Step five: less exposition. Not no exposition, just… less. Well, it was a start.
The concept for this show started coming to me almost immediately after Jade Monkey wrapped for the second time. But regular readers will remember, that’s also when I started work on Heracles for the 2004 Fringe tour. So I had to sit on this idea until Heracles was ready to rehearse. Which took around nine months. The second it was done and rehearsing, I jumped into Tyler and Selena. First draft was done in 11 days. Might be a personal record.
How’d it turn out?
Astute readers will also remember that the thing that started me down the road to scrapping Jade Monkey in favour of Tyler and Selena was the idea of doing it as a movie. And the movie idea was very clearly still in my head, because despite all that stuff I said about The Doctor is Sick, this is a screenplay. It is a screenplay that I shoehorned onto a stage.
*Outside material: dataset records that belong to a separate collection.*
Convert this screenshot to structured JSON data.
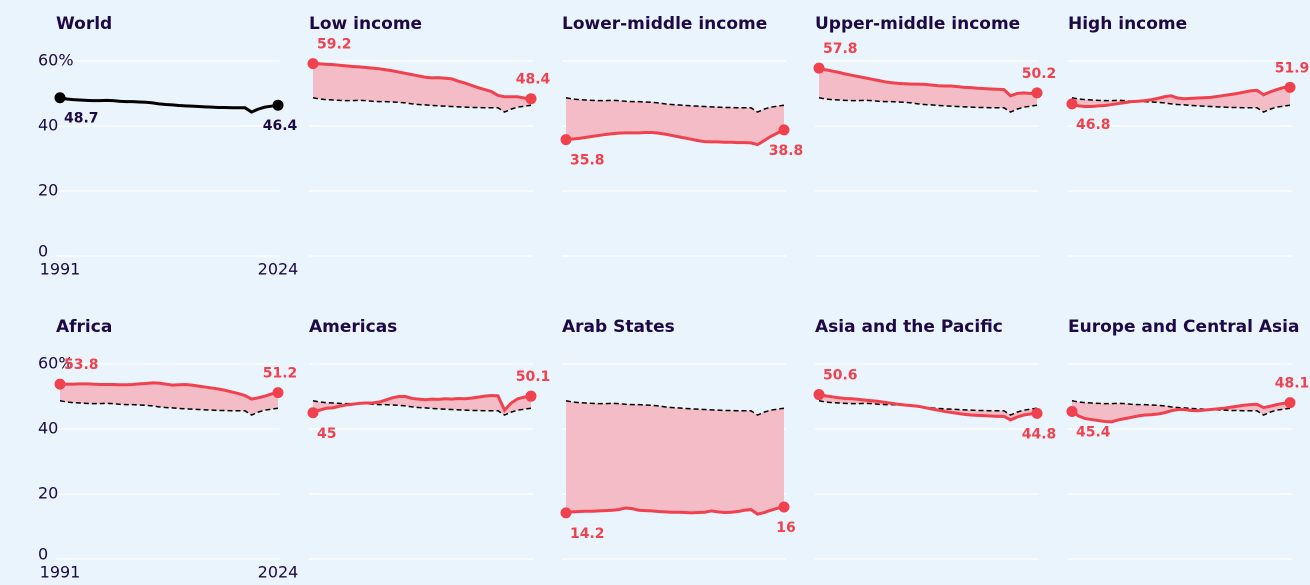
{
  "chart_data": [
    {
      "type": "line",
      "title": "World",
      "tick_labels": true,
      "ylim": [
        0,
        60
      ],
      "yticks": [
        0,
        20,
        40,
        {
          "value": 60,
          "label": "60%"
        }
      ],
      "xlim": [
        1991,
        2024
      ],
      "xticks": [
        1991,
        2024
      ],
      "x": [
        1991,
        1992,
        1993,
        1994,
        1995,
        1996,
        1997,
        1998,
        1999,
        2000,
        2001,
        2002,
        2003,
        2004,
        2005,
        2006,
        2007,
        2008,
        2009,
        2010,
        2011,
        2012,
        2013,
        2014,
        2015,
        2016,
        2017,
        2018,
        2019,
        2020,
        2021,
        2022,
        2023,
        2024
      ],
      "series": [
        {
          "color": "#000000",
          "values": [
            48.7,
            48.3,
            48.1,
            48.0,
            47.9,
            47.8,
            47.8,
            47.9,
            47.8,
            47.6,
            47.5,
            47.5,
            47.4,
            47.3,
            47.1,
            46.8,
            46.6,
            46.5,
            46.3,
            46.2,
            46.1,
            46.0,
            45.9,
            45.8,
            45.7,
            45.7,
            45.6,
            45.6,
            45.6,
            44.3,
            45.2,
            45.8,
            46.1,
            46.4
          ]
        }
      ]
    },
    {
      "type": "line",
      "title": "Low income",
      "reference": true,
      "fill": true,
      "ylim": [
        0,
        60
      ],
      "yticks": [
        0,
        20,
        40,
        60
      ],
      "xlim": [
        1991,
        2024
      ],
      "x": [
        1991,
        1992,
        1993,
        1994,
        1995,
        1996,
        1997,
        1998,
        1999,
        2000,
        2001,
        2002,
        2003,
        2004,
        2005,
        2006,
        2007,
        2008,
        2009,
        2010,
        2011,
        2012,
        2013,
        2014,
        2015,
        2016,
        2017,
        2018,
        2019,
        2020,
        2021,
        2022,
        2023,
        2024
      ],
      "series": [
        {
          "color": "#f0424e",
          "values": [
            59.2,
            59.1,
            59.0,
            58.9,
            58.7,
            58.5,
            58.3,
            58.2,
            58.0,
            57.8,
            57.6,
            57.3,
            57.0,
            56.6,
            56.2,
            55.8,
            55.4,
            55.0,
            54.8,
            54.9,
            54.7,
            54.5,
            53.8,
            53.2,
            52.5,
            51.8,
            51.2,
            50.6,
            49.4,
            49.0,
            49.0,
            49.0,
            48.6,
            48.4
          ]
        }
      ]
    },
    {
      "type": "line",
      "title": "Lower-middle income",
      "reference": true,
      "fill": true,
      "ylim": [
        0,
        60
      ],
      "yticks": [
        0,
        20,
        40,
        60
      ],
      "xlim": [
        1991,
        2024
      ],
      "x": [
        1991,
        1992,
        1993,
        1994,
        1995,
        1996,
        1997,
        1998,
        1999,
        2000,
        2001,
        2002,
        2003,
        2004,
        2005,
        2006,
        2007,
        2008,
        2009,
        2010,
        2011,
        2012,
        2013,
        2014,
        2015,
        2016,
        2017,
        2018,
        2019,
        2020,
        2021,
        2022,
        2023,
        2024
      ],
      "series": [
        {
          "color": "#f0424e",
          "values": [
            35.8,
            36.0,
            36.2,
            36.5,
            36.8,
            37.1,
            37.4,
            37.6,
            37.8,
            37.9,
            37.9,
            37.9,
            38.0,
            38.0,
            37.8,
            37.5,
            37.1,
            36.7,
            36.3,
            35.9,
            35.5,
            35.2,
            35.1,
            35.1,
            35.0,
            35.0,
            34.9,
            34.9,
            34.8,
            34.3,
            35.5,
            36.8,
            37.8,
            38.8
          ]
        }
      ]
    },
    {
      "type": "line",
      "title": "Upper-middle income",
      "reference": true,
      "fill": true,
      "ylim": [
        0,
        60
      ],
      "yticks": [
        0,
        20,
        40,
        60
      ],
      "xlim": [
        1991,
        2024
      ],
      "x": [
        1991,
        1992,
        1993,
        1994,
        1995,
        1996,
        1997,
        1998,
        1999,
        2000,
        2001,
        2002,
        2003,
        2004,
        2005,
        2006,
        2007,
        2008,
        2009,
        2010,
        2011,
        2012,
        2013,
        2014,
        2015,
        2016,
        2017,
        2018,
        2019,
        2020,
        2021,
        2022,
        2023,
        2024
      ],
      "series": [
        {
          "color": "#f0424e",
          "values": [
            57.8,
            57.3,
            56.9,
            56.5,
            56.0,
            55.6,
            55.2,
            54.8,
            54.4,
            54.0,
            53.6,
            53.3,
            53.1,
            53.0,
            52.9,
            52.9,
            52.8,
            52.6,
            52.4,
            52.3,
            52.3,
            52.1,
            51.9,
            51.8,
            51.6,
            51.5,
            51.4,
            51.3,
            51.2,
            49.3,
            50.0,
            50.2,
            50.0,
            50.2
          ]
        }
      ]
    },
    {
      "type": "line",
      "title": "High income",
      "reference": true,
      "fill": true,
      "ylim": [
        0,
        60
      ],
      "yticks": [
        0,
        20,
        40,
        60
      ],
      "xlim": [
        1991,
        2024
      ],
      "x": [
        1991,
        1992,
        1993,
        1994,
        1995,
        1996,
        1997,
        1998,
        1999,
        2000,
        2001,
        2002,
        2003,
        2004,
        2005,
        2006,
        2007,
        2008,
        2009,
        2010,
        2011,
        2012,
        2013,
        2014,
        2015,
        2016,
        2017,
        2018,
        2019,
        2020,
        2021,
        2022,
        2023,
        2024
      ],
      "series": [
        {
          "color": "#f0424e",
          "values": [
            46.8,
            46.2,
            46.0,
            46.0,
            46.2,
            46.3,
            46.6,
            46.9,
            47.2,
            47.5,
            47.6,
            47.8,
            48.1,
            48.5,
            49.0,
            49.3,
            48.6,
            48.4,
            48.5,
            48.6,
            48.7,
            48.8,
            49.1,
            49.4,
            49.7,
            50.0,
            50.4,
            50.8,
            51.0,
            49.6,
            50.5,
            51.2,
            51.8,
            51.9
          ]
        }
      ]
    },
    {
      "type": "line",
      "title": "Africa",
      "tick_labels": true,
      "reference": true,
      "fill": true,
      "ylim": [
        0,
        60
      ],
      "yticks": [
        0,
        20,
        40,
        {
          "value": 60,
          "label": "60%"
        }
      ],
      "xlim": [
        1991,
        2024
      ],
      "xticks": [
        1991,
        2024
      ],
      "x": [
        1991,
        1992,
        1993,
        1994,
        1995,
        1996,
        1997,
        1998,
        1999,
        2000,
        2001,
        2002,
        2003,
        2004,
        2005,
        2006,
        2007,
        2008,
        2009,
        2010,
        2011,
        2012,
        2013,
        2014,
        2015,
        2016,
        2017,
        2018,
        2019,
        2020,
        2021,
        2022,
        2023,
        2024
      ],
      "series": [
        {
          "color": "#f0424e",
          "values": [
            53.8,
            53.8,
            53.8,
            53.9,
            53.9,
            53.8,
            53.7,
            53.7,
            53.7,
            53.6,
            53.6,
            53.7,
            53.9,
            54.0,
            54.2,
            54.1,
            53.8,
            53.5,
            53.6,
            53.7,
            53.5,
            53.2,
            52.9,
            52.6,
            52.3,
            51.9,
            51.4,
            50.9,
            50.3,
            49.2,
            49.6,
            50.1,
            50.8,
            51.2
          ]
        }
      ]
    },
    {
      "type": "line",
      "title": "Americas",
      "reference": true,
      "fill": true,
      "ylim": [
        0,
        60
      ],
      "yticks": [
        0,
        20,
        40,
        60
      ],
      "xlim": [
        1991,
        2024
      ],
      "x": [
        1991,
        1992,
        1993,
        1994,
        1995,
        1996,
        1997,
        1998,
        1999,
        2000,
        2001,
        2002,
        2003,
        2004,
        2005,
        2006,
        2007,
        2008,
        2009,
        2010,
        2011,
        2012,
        2013,
        2014,
        2015,
        2016,
        2017,
        2018,
        2019,
        2020,
        2021,
        2022,
        2023,
        2024
      ],
      "series": [
        {
          "color": "#f0424e",
          "values": [
            45.0,
            45.8,
            46.4,
            46.5,
            47.0,
            47.4,
            47.6,
            47.9,
            48.0,
            48.0,
            48.3,
            48.9,
            49.6,
            50.0,
            50.0,
            49.4,
            49.2,
            49.0,
            49.2,
            49.1,
            49.3,
            49.2,
            49.4,
            49.3,
            49.5,
            49.8,
            50.1,
            50.3,
            50.2,
            45.8,
            48.0,
            49.3,
            49.8,
            50.1
          ]
        }
      ]
    },
    {
      "type": "line",
      "title": "Arab States",
      "reference": true,
      "fill": true,
      "ylim": [
        0,
        60
      ],
      "yticks": [
        0,
        20,
        40,
        60
      ],
      "xlim": [
        1991,
        2024
      ],
      "x": [
        1991,
        1992,
        1993,
        1994,
        1995,
        1996,
        1997,
        1998,
        1999,
        2000,
        2001,
        2002,
        2003,
        2004,
        2005,
        2006,
        2007,
        2008,
        2009,
        2010,
        2011,
        2012,
        2013,
        2014,
        2015,
        2016,
        2017,
        2018,
        2019,
        2020,
        2021,
        2022,
        2023,
        2024
      ],
      "series": [
        {
          "color": "#f0424e",
          "values": [
            14.2,
            14.5,
            14.6,
            14.7,
            14.7,
            14.8,
            14.9,
            15.0,
            15.2,
            15.7,
            15.5,
            15.0,
            14.9,
            14.8,
            14.6,
            14.5,
            14.4,
            14.4,
            14.3,
            14.2,
            14.3,
            14.4,
            14.8,
            14.5,
            14.3,
            14.4,
            14.6,
            15.0,
            15.2,
            13.8,
            14.3,
            15.0,
            15.6,
            16.0
          ]
        }
      ]
    },
    {
      "type": "line",
      "title": "Asia and the Pacific",
      "reference": true,
      "fill": true,
      "ylim": [
        0,
        60
      ],
      "yticks": [
        0,
        20,
        40,
        60
      ],
      "xlim": [
        1991,
        2024
      ],
      "x": [
        1991,
        1992,
        1993,
        1994,
        1995,
        1996,
        1997,
        1998,
        1999,
        2000,
        2001,
        2002,
        2003,
        2004,
        2005,
        2006,
        2007,
        2008,
        2009,
        2010,
        2011,
        2012,
        2013,
        2014,
        2015,
        2016,
        2017,
        2018,
        2019,
        2020,
        2021,
        2022,
        2023,
        2024
      ],
      "series": [
        {
          "color": "#f0424e",
          "values": [
            50.6,
            50.2,
            49.9,
            49.6,
            49.4,
            49.3,
            49.1,
            48.9,
            48.7,
            48.5,
            48.2,
            47.9,
            47.6,
            47.4,
            47.2,
            47.0,
            46.6,
            46.2,
            45.8,
            45.4,
            45.1,
            44.8,
            44.5,
            44.3,
            44.2,
            44.1,
            44.0,
            43.9,
            43.9,
            42.8,
            43.7,
            44.3,
            44.6,
            44.8
          ]
        }
      ]
    },
    {
      "type": "line",
      "title": "Europe and Central Asia",
      "reference": true,
      "fill": true,
      "ylim": [
        0,
        60
      ],
      "yticks": [
        0,
        20,
        40,
        60
      ],
      "xlim": [
        1991,
        2024
      ],
      "x": [
        1991,
        1992,
        1993,
        1994,
        1995,
        1996,
        1997,
        1998,
        1999,
        2000,
        2001,
        2002,
        2003,
        2004,
        2005,
        2006,
        2007,
        2008,
        2009,
        2010,
        2011,
        2012,
        2013,
        2014,
        2015,
        2016,
        2017,
        2018,
        2019,
        2020,
        2021,
        2022,
        2023,
        2024
      ],
      "series": [
        {
          "color": "#f0424e",
          "values": [
            45.4,
            44.0,
            43.2,
            42.9,
            42.6,
            42.3,
            42.2,
            42.8,
            43.2,
            43.6,
            44.0,
            44.3,
            44.4,
            44.6,
            45.0,
            45.6,
            46.0,
            46.0,
            45.7,
            45.6,
            45.8,
            46.0,
            46.2,
            46.4,
            46.7,
            47.0,
            47.3,
            47.5,
            47.6,
            46.6,
            47.0,
            47.5,
            47.9,
            48.1
          ]
        }
      ]
    }
  ]
}
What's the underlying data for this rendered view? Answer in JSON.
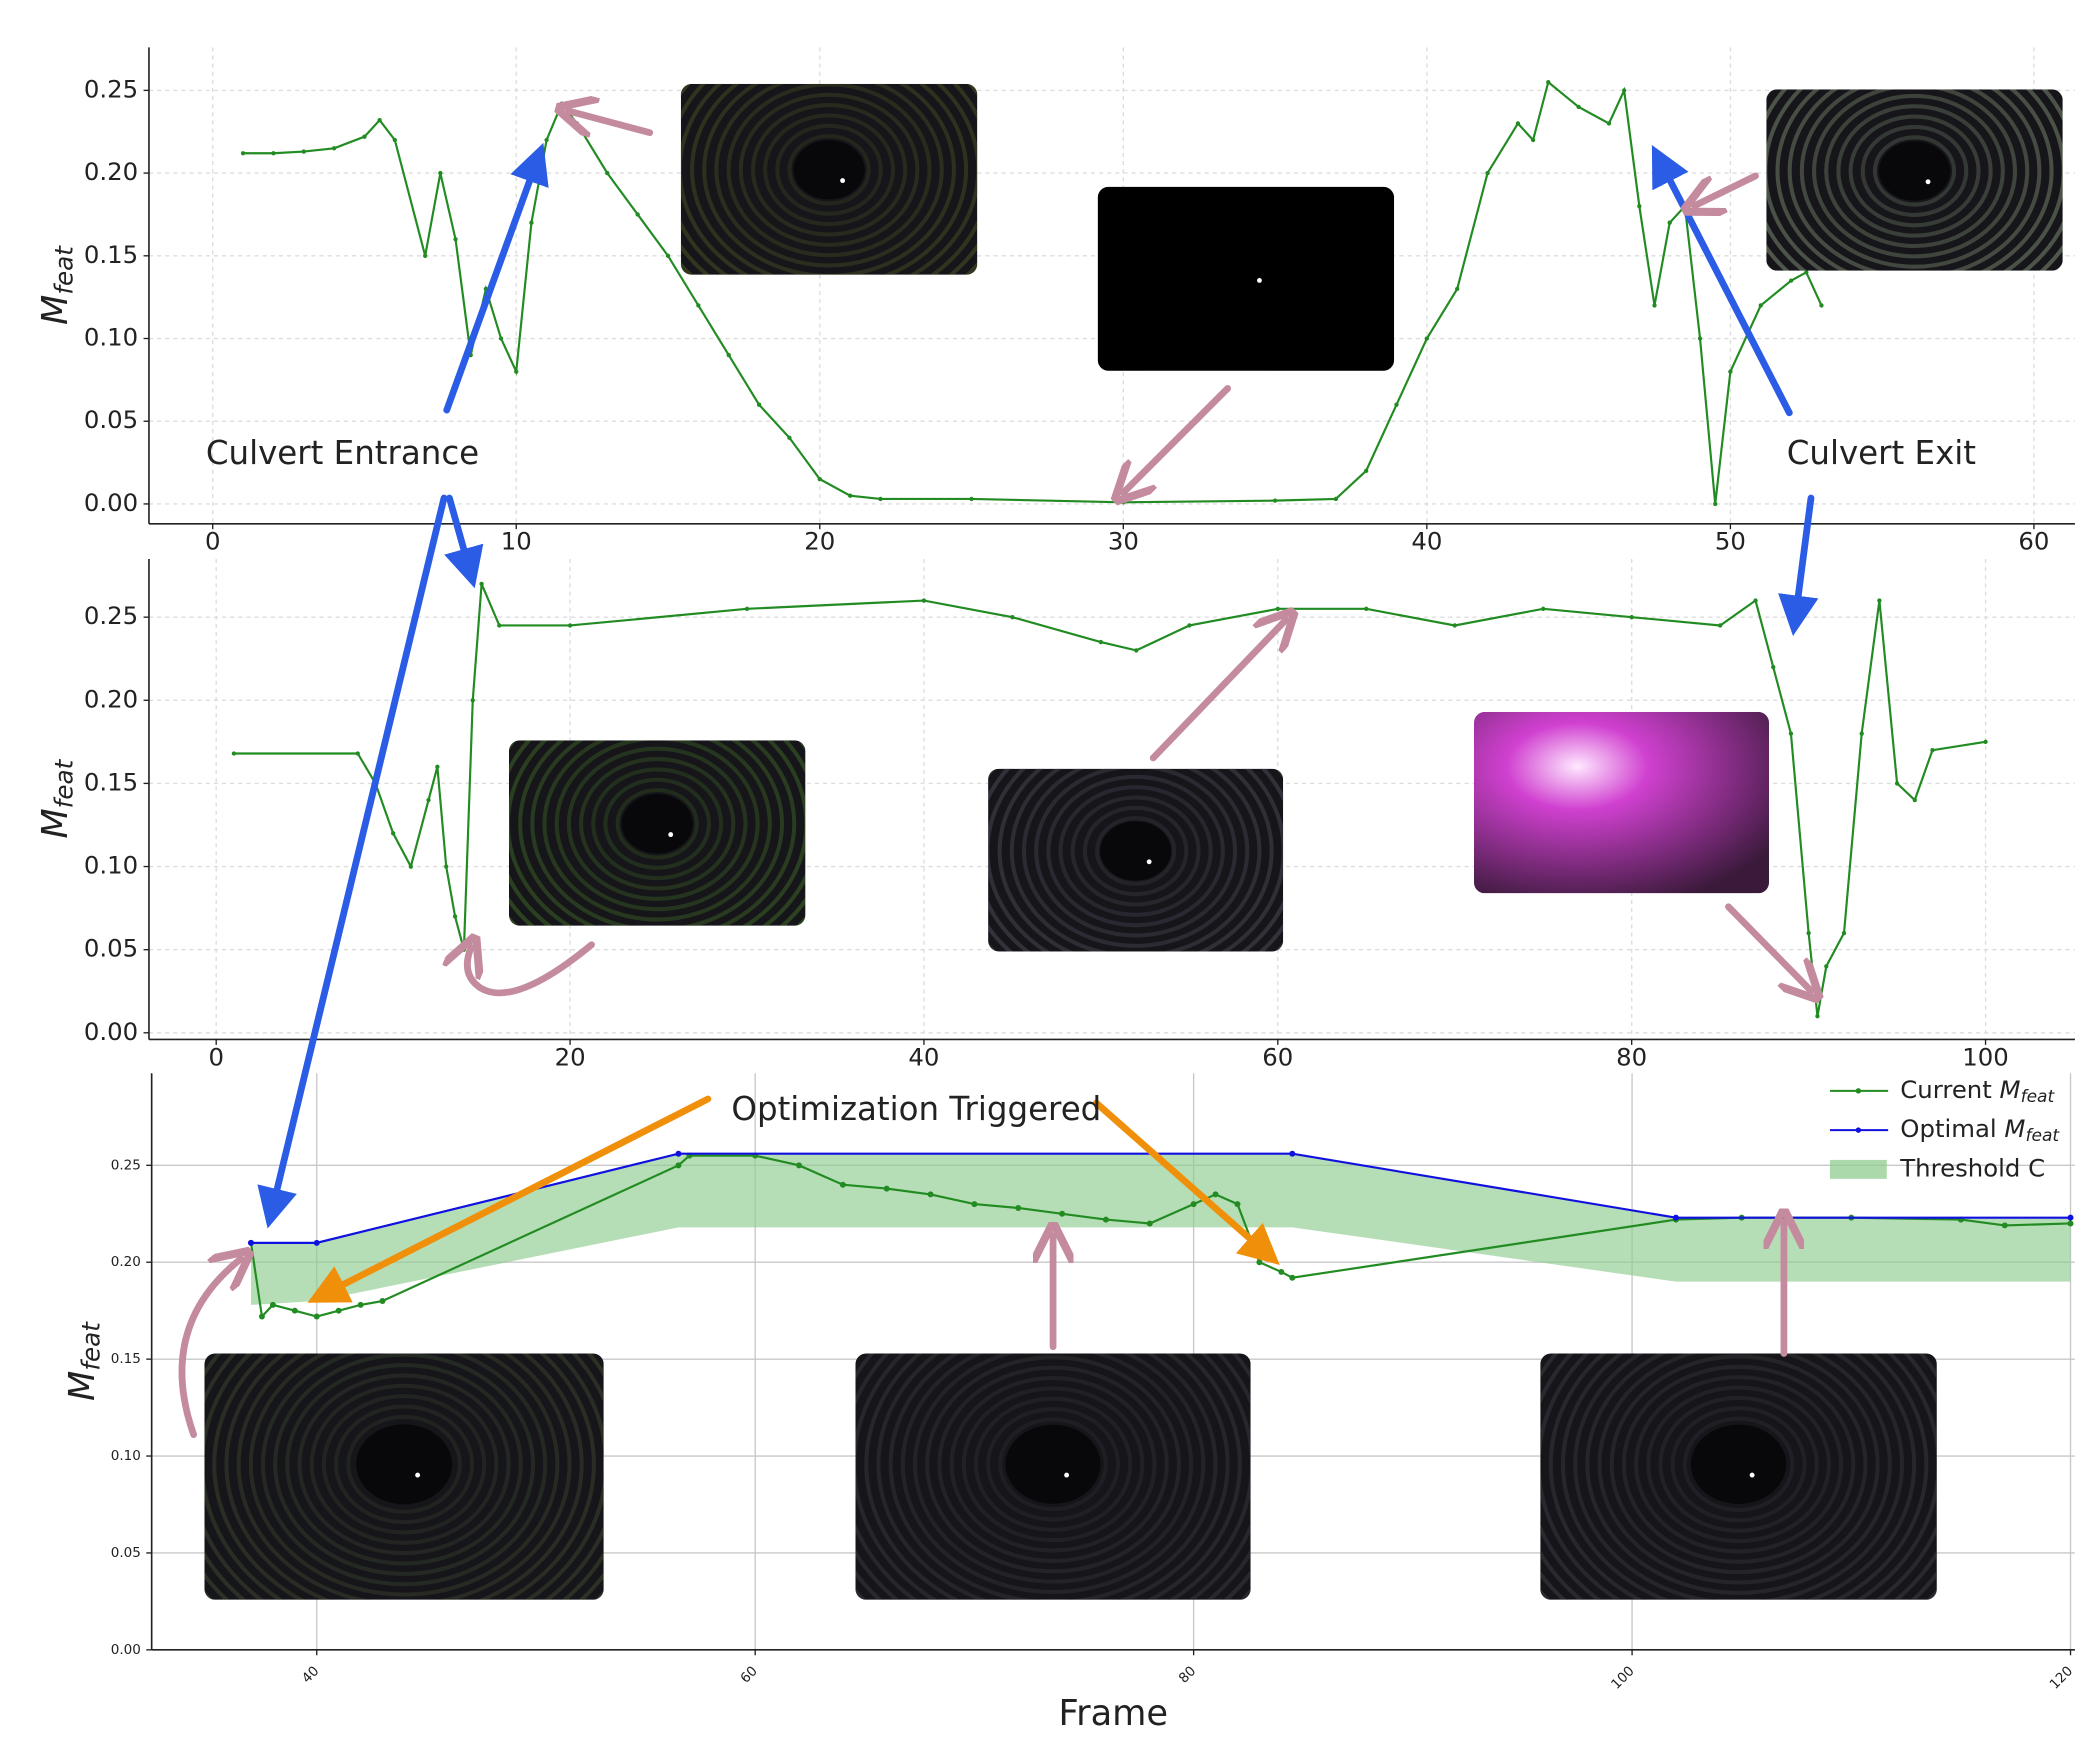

That said, it mostly works. The staging difficulties caused by writing a screenplay for the stage do their damage, as every scene requires some exposition about where Tyler and Selena are, but I made that as organic as I could. The wit still mostly works. The characters are still good. It’s still a fun show. Not one of my crown jewels, but not one of my embarrassments, either.
Would you stage it again?
It could use some touch ups… the pacing’s not quite where I’d want it, there is still a clunky “Let’s swap backstories” scene, and Selena could use more of a story. Right now she’s drifting close to Manic Pixie Dream Girl territory, only there so that Tyler can learn about himself. I’d want to fix that before anyone did something with this script, or at least try to.
Also, it’s a screenplay. There’s no getting around that. As a stage play, it lacks the visceral energy that The Doctor is Sick had, something it needed to make the cross-town adventure work right on stage. In a movie, you could get that energy by actually having the characters able to move any amount of distance. Well, and I could punch up the script a bit. That pacing issue I mentioned.
Of course the real issue is that I know nothing about making movies. Permits, equipment, and most importantly distribution are all mysteries to me. So after at least one go-nowhere attempt to film this thing, I’ve started replying to any query about doing this or any of my scripts as movies with “Sounds great, let me know how it works out.”
Repeated theme alert
- Something something pop culture reference: Aaron Sorkin once wrote the line “Good writers borrow from other writers. Great writers steal outright.” I hope he meant it, because on page 6 I stole a line from Sports Night.
- Let’s sit and exchange backstories for twenty minutes like that doesn’t kill the pacing! There had to have been a more engaging way to convey how Selena ended up with this bag.
- Tyler isn’t quite “The quiet, average guy the ladies unaccountably love,” because for most of the play Selena’s tolerating him at best… but he’s close. Still, at least he actually does things to earn affection.
- The funny yet menacing villains: a friend said to me, after reading the first draft, “You’ve done it. You’ve mastered the villains who are funny yet menacing. Now stop.” Good advice.
- So how is this one about your divorce? A huge part of Tyler’s arc is about realizing he’s not in love with Cindy anymore, and that’s okay. So this one’s about letting go.
When next we visit this series, prepare for the return of some old friends from old scripts.